W rozmowie na kanale The Overlap Keane przyznał, że choć jest gotów dać więcej czasu obecnemu trenerowi Rubenowi Amorimowi, to jego wymarzonym kandydatem pozostaje Simeone. Podziwia on osiągnięcia Argentyńczyka w Atletico Madryt, gdzie mimo skromniejszych środków dwukrotnie zdobył tytuł mistrza Hiszpanii i dotarł do dwóch finałów Ligi Mistrzów. Keane podkreślił, że zaskakujące jest, iż Atletico zdołało zatrzymać tak utalentowanego menedżera, który z pewnością przyciąga uwagę większych klubów.
Bez wahania wskazując na Simeone jako idealnego następcę, Keane stwierdził: „Od lat to powtarzam… Chciałbym zobaczyć Diego Simeone na tym stanowisku. Myślę, że wprowadziłby sporo zamieszania, ale tego dobrego rodzaju.
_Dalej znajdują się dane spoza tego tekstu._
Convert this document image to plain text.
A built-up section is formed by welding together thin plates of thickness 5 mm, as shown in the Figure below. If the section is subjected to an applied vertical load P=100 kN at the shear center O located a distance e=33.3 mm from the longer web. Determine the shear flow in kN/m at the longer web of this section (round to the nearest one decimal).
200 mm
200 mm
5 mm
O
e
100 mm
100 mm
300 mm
Chciałbym zobaczyć jego osobowość i dorobek”.
Dodał też, że podoba mu się waleczny duch drużyn prowadzonych przez Argentyńczyka: „Pokonali Real Madryt, strzelili pięć goli… tak, lubi, gdy jego zespoły grają trochę defensywnie, ale mają w sobie ten duch walki. Lubię silne osobowości”. Jego wybór poparł Gary Neville, a Ian Wright zasugerował, że podobnym profilem wyróżnia się Antonio Conte.
Mimo entuzjazmu Keane'a, zmiana na stanowisku trenera Manchester United wydaje się mało prawdopodobna w najbliższym czasie. Simeone pozostaje lojalny wobec Atletico, a współwłaściciel klubu Sir Jim Ratcliffe zamierza dać Amorimowi szansę na poprawę wyników. W wywiadzie dla The Times Ratcliffe wspomniał nawet o możliwości przedłużenia zaufania do trzech lat, by szkoleniowiec mógł wdrożyć swoje pomysły i odmienić sytuację w zespole.